By using a specific procedure known as ‘Sequential Forward Floating Selection’, the importance of the features used were also determined. In addition to sorting out redundant and unimportant process features, this also allowed an estimation of the type of information from the different areas of the process zone that is important for the detection of seam imperfections. Figure 2 shows this assessment for the features extracted from the thermal image data. It can clearly be seen that at least six features were required to achieve a detection rate of over 99 per cent in the laboratory set-up. The method classifies features from the keyhole range as the most relevant features in comparison.
Figure 2: Evaluation of image features based on ‘Sequential Forward Floating Selection’.
The learning algorithm ‘k-nearest neighbours’ was then used with this data to derive rules for classifying the process fingerprints into a quality category. The rules could then be used, in the form of a trained classification model, to evaluate further welding processes. Figure 3 shows such an evaluation of a weld seam consisting of two galvanised cold forming steel sheets (0.9mm thickness per sheet, gap 0.190mm). The classification algorithm recognises the quality state at specific locations on the seam based on about 4,000 process fingerprints extracted from the thermal image data. For example, lack of fusion defects (red) were detected, which are not visible in the top view, but can be displayed in a corresponding longitudinal section. Further imperfections such as seam collapse and the absence of the seam can also be detected in a differentiated way by the developed system.
Figure 3: Quality assessment of a weld using the proposed machine learning approach.
Results and discussion
The in-situ process observation by means of high-speed thermal imaging enables the detailed observation of the interaction zone of the laser welding process. In combination with machine learning methods, it is possible to identify different process faults during the manufacturing process. A machine learning system was trained successfully to distinguish process imperfections on the basis of their specific fingerprint. The average accuracy of the classification result reaches up to 99.56 per cent for laboratory samples. During the development of the system, 16 characteristics were determined based on the image information of different process areas. It has been shown that using at least six features from the keyhole and melting bath area enables a recognition rate of over 99 per cent for this application example.

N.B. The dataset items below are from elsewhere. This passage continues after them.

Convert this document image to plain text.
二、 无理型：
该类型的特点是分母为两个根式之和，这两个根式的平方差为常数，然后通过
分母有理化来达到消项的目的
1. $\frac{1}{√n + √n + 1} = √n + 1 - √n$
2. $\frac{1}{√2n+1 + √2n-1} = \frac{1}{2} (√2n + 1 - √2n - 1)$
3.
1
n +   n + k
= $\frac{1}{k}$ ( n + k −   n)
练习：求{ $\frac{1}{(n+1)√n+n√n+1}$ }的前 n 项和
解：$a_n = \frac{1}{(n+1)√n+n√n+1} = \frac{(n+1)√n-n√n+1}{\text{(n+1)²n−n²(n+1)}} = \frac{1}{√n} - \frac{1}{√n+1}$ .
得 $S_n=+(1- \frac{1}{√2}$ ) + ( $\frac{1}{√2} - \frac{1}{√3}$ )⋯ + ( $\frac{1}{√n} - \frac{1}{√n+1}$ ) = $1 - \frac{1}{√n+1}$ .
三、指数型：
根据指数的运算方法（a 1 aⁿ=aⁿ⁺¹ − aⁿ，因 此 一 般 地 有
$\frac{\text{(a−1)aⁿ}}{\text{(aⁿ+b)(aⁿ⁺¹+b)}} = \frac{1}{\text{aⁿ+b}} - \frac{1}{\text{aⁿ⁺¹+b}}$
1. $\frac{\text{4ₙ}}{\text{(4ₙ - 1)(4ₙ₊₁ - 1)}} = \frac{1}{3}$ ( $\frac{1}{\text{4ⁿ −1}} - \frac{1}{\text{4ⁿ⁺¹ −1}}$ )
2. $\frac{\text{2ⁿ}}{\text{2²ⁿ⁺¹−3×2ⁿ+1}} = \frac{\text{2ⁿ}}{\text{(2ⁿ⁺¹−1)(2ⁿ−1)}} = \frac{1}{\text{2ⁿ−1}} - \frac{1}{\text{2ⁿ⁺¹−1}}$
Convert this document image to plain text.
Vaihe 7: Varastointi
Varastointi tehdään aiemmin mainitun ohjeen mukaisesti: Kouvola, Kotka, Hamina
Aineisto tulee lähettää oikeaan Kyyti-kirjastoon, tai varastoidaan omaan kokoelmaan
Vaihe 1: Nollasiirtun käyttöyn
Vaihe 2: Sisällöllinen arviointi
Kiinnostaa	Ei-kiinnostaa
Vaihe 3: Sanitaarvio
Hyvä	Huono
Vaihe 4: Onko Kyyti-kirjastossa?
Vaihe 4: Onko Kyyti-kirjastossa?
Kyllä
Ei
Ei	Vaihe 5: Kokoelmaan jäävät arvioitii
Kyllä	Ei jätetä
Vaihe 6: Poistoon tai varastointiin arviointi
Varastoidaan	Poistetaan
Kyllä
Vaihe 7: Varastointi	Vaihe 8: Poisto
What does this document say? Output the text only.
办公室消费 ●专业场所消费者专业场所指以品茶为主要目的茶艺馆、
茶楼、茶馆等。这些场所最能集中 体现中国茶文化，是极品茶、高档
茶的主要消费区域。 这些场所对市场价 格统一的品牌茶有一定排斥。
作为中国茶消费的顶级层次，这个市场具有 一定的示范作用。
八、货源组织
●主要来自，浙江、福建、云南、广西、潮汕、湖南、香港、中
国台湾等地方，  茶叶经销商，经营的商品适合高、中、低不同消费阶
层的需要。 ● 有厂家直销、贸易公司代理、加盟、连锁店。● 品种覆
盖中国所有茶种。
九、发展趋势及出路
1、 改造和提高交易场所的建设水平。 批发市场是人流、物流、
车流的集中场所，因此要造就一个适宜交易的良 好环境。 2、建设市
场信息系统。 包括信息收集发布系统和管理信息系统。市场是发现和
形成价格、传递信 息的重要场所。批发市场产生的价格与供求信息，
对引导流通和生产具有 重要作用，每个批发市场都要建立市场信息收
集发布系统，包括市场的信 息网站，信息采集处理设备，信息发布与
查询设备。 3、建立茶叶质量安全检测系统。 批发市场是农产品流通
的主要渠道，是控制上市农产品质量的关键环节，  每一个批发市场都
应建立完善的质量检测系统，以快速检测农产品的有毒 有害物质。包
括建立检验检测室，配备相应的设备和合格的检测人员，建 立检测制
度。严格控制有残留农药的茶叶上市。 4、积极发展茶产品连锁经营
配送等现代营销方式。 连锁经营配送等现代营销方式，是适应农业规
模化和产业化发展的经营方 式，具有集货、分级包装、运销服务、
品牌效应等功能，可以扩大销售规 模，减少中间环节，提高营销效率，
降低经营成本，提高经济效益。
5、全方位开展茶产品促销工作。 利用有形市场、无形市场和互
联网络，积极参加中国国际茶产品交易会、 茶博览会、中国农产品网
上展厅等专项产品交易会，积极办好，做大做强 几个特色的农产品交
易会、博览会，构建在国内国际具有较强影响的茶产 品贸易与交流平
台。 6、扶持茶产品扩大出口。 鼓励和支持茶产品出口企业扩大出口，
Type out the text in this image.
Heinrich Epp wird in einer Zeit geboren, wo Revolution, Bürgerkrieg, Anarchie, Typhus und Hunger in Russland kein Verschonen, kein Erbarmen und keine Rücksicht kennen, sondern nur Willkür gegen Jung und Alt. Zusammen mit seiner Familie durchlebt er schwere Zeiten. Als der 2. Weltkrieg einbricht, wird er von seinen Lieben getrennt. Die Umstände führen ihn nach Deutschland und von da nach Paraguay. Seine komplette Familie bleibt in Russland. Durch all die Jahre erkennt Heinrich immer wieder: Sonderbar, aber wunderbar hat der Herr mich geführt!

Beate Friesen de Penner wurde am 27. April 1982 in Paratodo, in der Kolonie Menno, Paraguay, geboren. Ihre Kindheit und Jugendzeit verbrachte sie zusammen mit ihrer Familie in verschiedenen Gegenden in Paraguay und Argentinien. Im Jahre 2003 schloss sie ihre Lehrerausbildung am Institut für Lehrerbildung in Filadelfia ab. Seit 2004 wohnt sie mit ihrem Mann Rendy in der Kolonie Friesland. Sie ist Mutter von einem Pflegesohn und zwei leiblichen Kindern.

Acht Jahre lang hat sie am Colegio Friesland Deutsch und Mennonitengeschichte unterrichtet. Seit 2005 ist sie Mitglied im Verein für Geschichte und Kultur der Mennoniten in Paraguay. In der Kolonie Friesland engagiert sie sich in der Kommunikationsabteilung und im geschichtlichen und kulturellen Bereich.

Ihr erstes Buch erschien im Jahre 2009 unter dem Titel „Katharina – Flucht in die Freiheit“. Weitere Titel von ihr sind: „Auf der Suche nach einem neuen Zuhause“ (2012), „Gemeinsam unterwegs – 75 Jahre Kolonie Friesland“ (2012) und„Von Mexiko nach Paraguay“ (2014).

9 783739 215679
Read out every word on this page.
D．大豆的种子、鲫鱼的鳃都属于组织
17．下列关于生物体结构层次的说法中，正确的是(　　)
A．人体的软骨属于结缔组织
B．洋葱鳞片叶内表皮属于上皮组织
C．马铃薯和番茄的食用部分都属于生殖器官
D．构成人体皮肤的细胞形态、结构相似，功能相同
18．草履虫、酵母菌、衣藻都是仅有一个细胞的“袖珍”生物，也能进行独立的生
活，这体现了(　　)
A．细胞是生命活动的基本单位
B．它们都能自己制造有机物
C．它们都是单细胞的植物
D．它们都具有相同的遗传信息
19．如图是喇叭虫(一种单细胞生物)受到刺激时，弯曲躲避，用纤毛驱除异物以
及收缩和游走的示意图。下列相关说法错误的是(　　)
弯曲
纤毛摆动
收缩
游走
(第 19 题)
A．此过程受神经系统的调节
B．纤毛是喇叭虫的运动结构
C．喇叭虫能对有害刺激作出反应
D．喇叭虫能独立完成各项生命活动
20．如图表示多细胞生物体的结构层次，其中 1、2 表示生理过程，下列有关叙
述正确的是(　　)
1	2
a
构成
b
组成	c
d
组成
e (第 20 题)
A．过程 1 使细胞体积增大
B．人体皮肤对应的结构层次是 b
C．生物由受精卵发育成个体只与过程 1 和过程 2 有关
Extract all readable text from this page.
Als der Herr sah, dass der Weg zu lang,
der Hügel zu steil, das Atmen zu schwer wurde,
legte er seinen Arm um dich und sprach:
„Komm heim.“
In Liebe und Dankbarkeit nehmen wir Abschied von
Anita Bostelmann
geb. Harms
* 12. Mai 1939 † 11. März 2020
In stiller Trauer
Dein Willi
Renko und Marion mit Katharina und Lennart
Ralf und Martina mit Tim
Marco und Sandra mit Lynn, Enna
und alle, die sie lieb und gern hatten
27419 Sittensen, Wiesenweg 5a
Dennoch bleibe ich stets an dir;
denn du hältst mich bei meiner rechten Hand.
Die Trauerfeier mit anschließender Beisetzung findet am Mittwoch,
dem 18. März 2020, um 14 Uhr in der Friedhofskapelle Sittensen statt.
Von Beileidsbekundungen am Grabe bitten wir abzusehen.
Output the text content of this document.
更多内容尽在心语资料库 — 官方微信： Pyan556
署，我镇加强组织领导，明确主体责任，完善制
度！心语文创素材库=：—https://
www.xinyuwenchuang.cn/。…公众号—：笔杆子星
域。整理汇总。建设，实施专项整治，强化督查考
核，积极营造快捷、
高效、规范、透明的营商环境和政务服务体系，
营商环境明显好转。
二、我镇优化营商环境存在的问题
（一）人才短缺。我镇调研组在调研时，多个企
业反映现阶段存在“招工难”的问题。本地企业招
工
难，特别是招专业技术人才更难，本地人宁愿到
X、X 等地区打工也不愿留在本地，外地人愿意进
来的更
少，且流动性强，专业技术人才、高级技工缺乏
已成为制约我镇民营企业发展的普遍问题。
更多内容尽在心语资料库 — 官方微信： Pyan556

The field of application of AI-based process monitoring within the scope of this application example is the industrial laser beam welding of automotive components. Here it enables the automated, real-time evaluation of weld seams. The method of measurement technology, as well as the evaluation strategy under consideration of learning algorithms, can be transferred to many machining processes within and outside of laser technology. In addition to the detection of process imperfections, it offers the possibility of documenting production steps, increasing process understanding and can be the foundation for adaptive control strategies.
Christian Knaak is a research associate in the Process Control and System Technology Group at Fraunhofer ILT.
Peter Abels is the head of the Process Control and System Technology Group at Fraunhofer ILT.